Speaker
Description
The NA62 experiment is designed to measure the extremely rare kaon decay $K^{+} \rightarrow \pi^{+} \nu \bar{\nu}$ at the CERN SPS. This decay mode is highly sensitive to indirect effects of new physics at energy scales beyond the reach of current accelerators, and its branching ratio is predicted with high precision by the Standard Model to be below $10^{-10}$. One of the main experimental challenges in NA62 is the suppression of background decay channels with branching ratios up to ten orders of magnitude larger than the signal and exhibiting similar experimental signatures.
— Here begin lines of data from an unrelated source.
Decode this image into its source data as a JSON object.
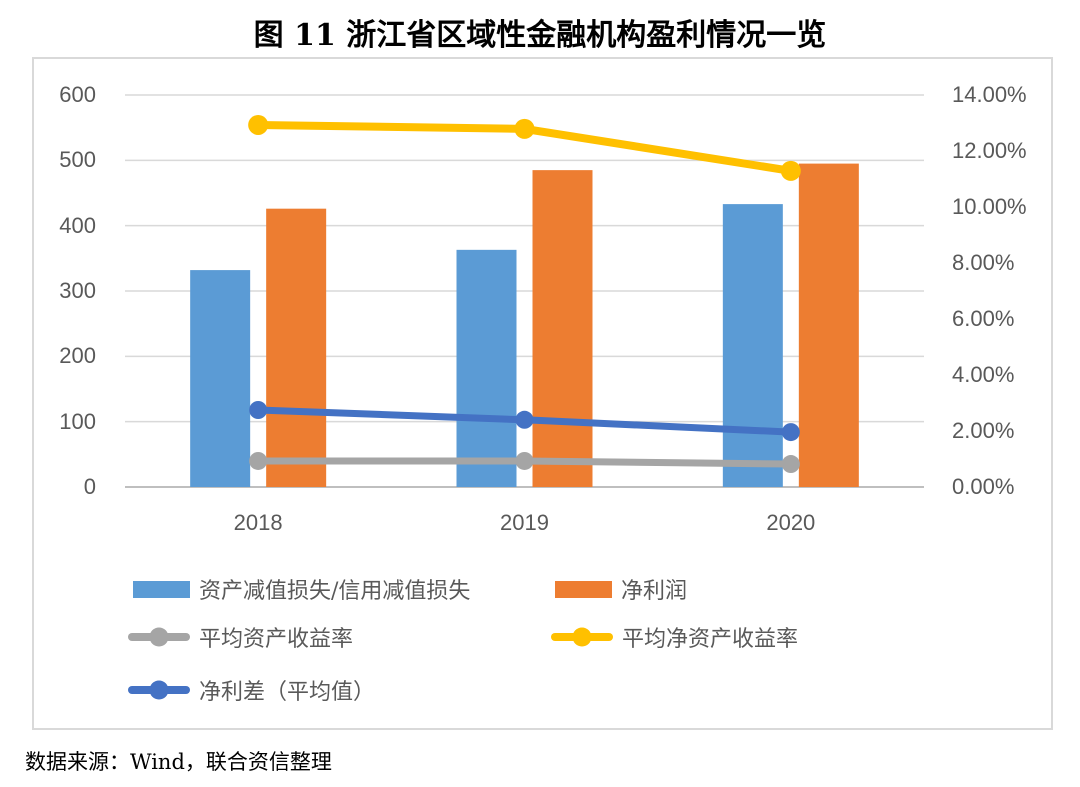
{
  "title": "图 11  浙江省区域性金融机构盈利情况一览",
  "source": "数据来源：Wind，联合资信整理",
  "colors": {
    "impairment_bar": "#5B9BD5",
    "net_profit_bar": "#ED7D31",
    "roa_line": "#A5A5A5",
    "roe_line": "#FFC000",
    "nim_line": "#4472C4",
    "gridline": "#D9D9D9",
    "baseline": "#BFBFBF",
    "axis_text": "#595959",
    "frame_border": "#D9D9D9"
  },
  "chart_data": {
    "type": "bar+line combo",
    "categories": [
      "2018",
      "2019",
      "2020"
    ],
    "series": [
      {
        "name": "资产减值损失/信用减值损失",
        "type": "bar",
        "axis": "left",
        "color": "#5B9BD5",
        "values": [
          332,
          363,
          433
        ]
      },
      {
        "name": "净利润",
        "type": "bar",
        "axis": "left",
        "color": "#ED7D31",
        "values": [
          426,
          485,
          495
        ]
      },
      {
        "name": "平均资产收益率",
        "type": "line",
        "axis": "right",
        "color": "#A5A5A5",
        "values": [
          0.93,
          0.93,
          0.82
        ]
      },
      {
        "name": "平均净资产收益率",
        "type": "line",
        "axis": "right",
        "color": "#FFC000",
        "values": [
          12.93,
          12.79,
          11.29
        ]
      },
      {
        "name": "净利差（平均值）",
        "type": "line",
        "axis": "right",
        "color": "#4472C4",
        "values": [
          2.75,
          2.4,
          1.96
        ]
      }
    ],
    "left_axis": {
      "min": 0,
      "max": 600,
      "tick_step": 100,
      "tick_labels": [
        "0",
        "100",
        "200",
        "300",
        "400",
        "500",
        "600"
      ]
    },
    "right_axis": {
      "min": 0,
      "max": 14,
      "tick_step": 2,
      "tick_labels": [
        "0.00%",
        "2.00%",
        "4.00%",
        "6.00%",
        "8.00%",
        "10.00%",
        "12.00%",
        "14.00%"
      ]
    },
    "grid": "horizontal gridlines on (left-axis intervals)",
    "legend_position": "bottom-left inside frame, 3 rows"
  },
  "legend": {
    "items": [
      {
        "series": 0,
        "swatch": "bar"
      },
      {
        "series": 1,
        "swatch": "bar"
      },
      {
        "series": 2,
        "swatch": "line"
      },
      {
        "series": 3,
        "swatch": "line"
      },
      {
        "series": 4,
        "swatch": "line"
      }
    ]
  }
}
A dominant background arises from the decay $K^{+} \rightarrow \mu^{+} \nu$, making highly efficient pion/muon separation essential. A key component of particle identification (PID) in NA62 is the Ring Imaging Cherenkov (RICH) detector, which distinguishes $\mu^{+}$ from $\pi^{+}$ in the momentum range between 15 and 35 GeV/$c$ with a muon rejection factor of $10^{-2}$. It also measures the arrival time of charged particles with a precision better than 100 ps and plays a central role in the NA62 trigger system. Since the start of data collection in 2016, the RICH detector has been operating successfully, ultimately allowing the first observation of the decay $K^{+} \rightarrow \pi^{+} \nu \bar{\nu}$ with a significance exceeding $5\sigma$, based on data from the period 2016–2022. This contribution presents the evolution of the RICH detector’s basic performance parameters as well as recent studies on aging effects.